- Simplified Chinese: 新的社会阶层人士

Standard Mandarin
- Hanyu Pinyin: Xīnde shèhuì jiēcéng rénshì

= New social strata =

Chinese Communist Party term

New social strata is a political term used by the Chinese Communist Party and is one of the twelve principal targets of "united front work." It is generally listed alongside non-CCP members and non-CCP intellectuals.

== History ==
Jiang Zemin's Three Represents allowed members of the new social strata to join the Chinese Communist Party. In 2016, the United Front Work Department (UFWD) established a functional department responsible for the work of people from new social strata. December 2020 UFWD regulations defines new social strata as a separate aspect of the united front.
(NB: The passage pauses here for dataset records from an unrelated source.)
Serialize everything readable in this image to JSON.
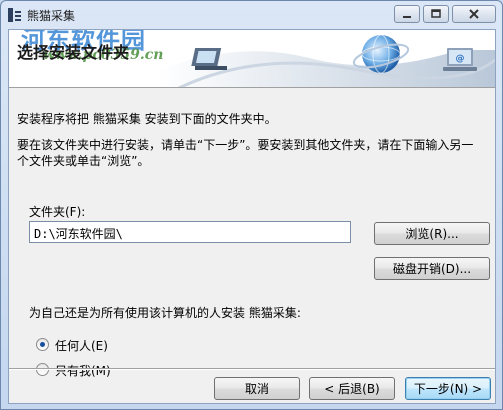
{
  "window": {
    "title": "熊猫采集"
  },
  "watermark": {
    "text": "河东软件园",
    "url": "www.pc0359.cn"
  },
  "banner": {
    "heading": "选择安装文件夹"
  },
  "body": {
    "intro": "安装程序将把 熊猫采集 安装到下面的文件夹中。",
    "instruction_line1": "要在该文件夹中进行安装，请单击“下一步”。要安装到其他文件夹，请在下面输入另一",
    "instruction_line2": "个文件夹或单击“浏览”。",
    "folder_label": "文件夹(F):",
    "folder_value": "D:\\河东软件园\\",
    "browse_label": "浏览(R)...",
    "disk_cost_label": "磁盘开销(D)...",
    "install_for_question": "为自己还是为所有使用该计算机的人安装 熊猫采集:",
    "option_everyone": "任何人(E)",
    "option_just_me": "只有我(M)",
    "selected_option": "everyone"
  },
  "footer": {
    "cancel_label": "取消",
    "back_label": "< 后退(B)",
    "next_label": "下一步(N) >"
  }
}
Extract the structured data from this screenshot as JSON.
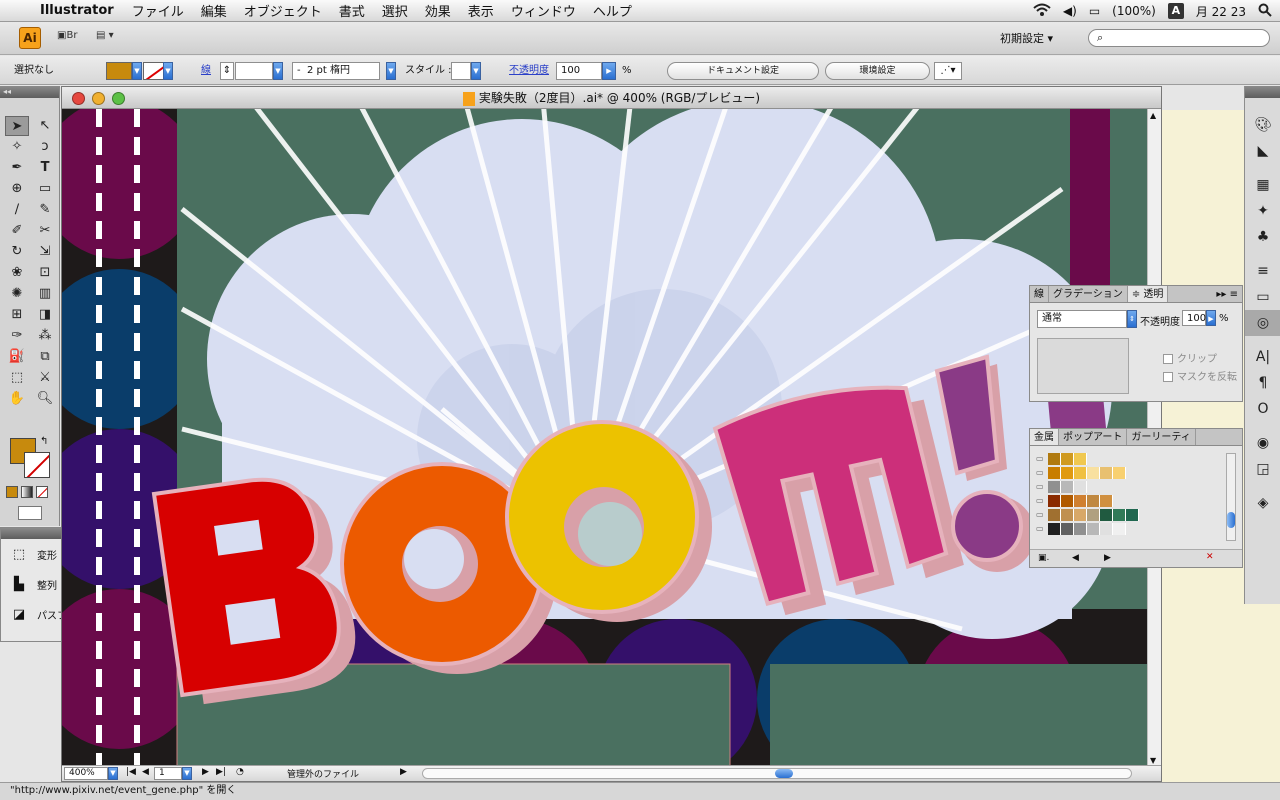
{
  "menubar": {
    "app_name": "Illustrator",
    "menus": [
      "ファイル",
      "編集",
      "オブジェクト",
      "書式",
      "選択",
      "効果",
      "表示",
      "ウィンドウ",
      "ヘルプ"
    ],
    "battery": "(100%)",
    "input_mode": "A",
    "clock": "月 22 23"
  },
  "appbar": {
    "logo": "Ai",
    "bridge": "Br",
    "workspace": "初期設定 ▾"
  },
  "control_bar": {
    "selection": "選択なし",
    "fill_color": "#c78a0d",
    "stroke_label": "線",
    "stroke_profile": "2 pt 楕円",
    "style_label": "スタイル :",
    "opacity_label": "不透明度",
    "opacity_value": "100",
    "percent": "%",
    "document_setup": "ドキュメント設定",
    "preferences": "環境設定"
  },
  "document": {
    "title": "実験失敗（2度目）.ai* @ 400% (RGB/プレビュー)",
    "zoom": "400%",
    "page": "1",
    "status": "管理外のファイル",
    "artwork_text": "BOOM!"
  },
  "transform_panel": {
    "items": [
      "変形",
      "整列",
      "パスファインダ"
    ]
  },
  "transparency_panel": {
    "tabs": [
      "線",
      "グラデーション",
      "≑ 透明"
    ],
    "blend_mode": "通常",
    "opacity_label": "不透明度 :",
    "opacity_value": "100",
    "percent": "%",
    "clip_label": "クリップ",
    "invert_label": "マスクを反転"
  },
  "swatches_panel": {
    "tabs": [
      "金属",
      "ポップアート",
      "ガーリーティ"
    ]
  },
  "url_status": "\"http://www.pixiv.net/event_gene.php\" を開く",
  "colors": {
    "canvas_bg": "#4a7060",
    "cloud": "#d8def2",
    "b": "#d70000",
    "o1": "#ec5a00",
    "o2": "#ecc200",
    "m": "#cc2f7a",
    "bang": "#8a3a86",
    "extrude": "#d8a0a8"
  }
}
At the Central United Front Work Conference held on July 29–30, 2022, Xi Jinping said, “We must do a good job in the united front work among non-Party intellectuals and new social strata.”

== Classification ==
The “new social strata” mainly include four groups:

- Managers and technical personnel of private and foreign-invested enterprises
- Social organization practitioners
- Freelancers
- New media practitioners

According to a 2021 survey, the total number of people in the new social strata in China was about 91 million, an increase of about 19 million compared to 2016, representing a 5-year increase of 26.3%.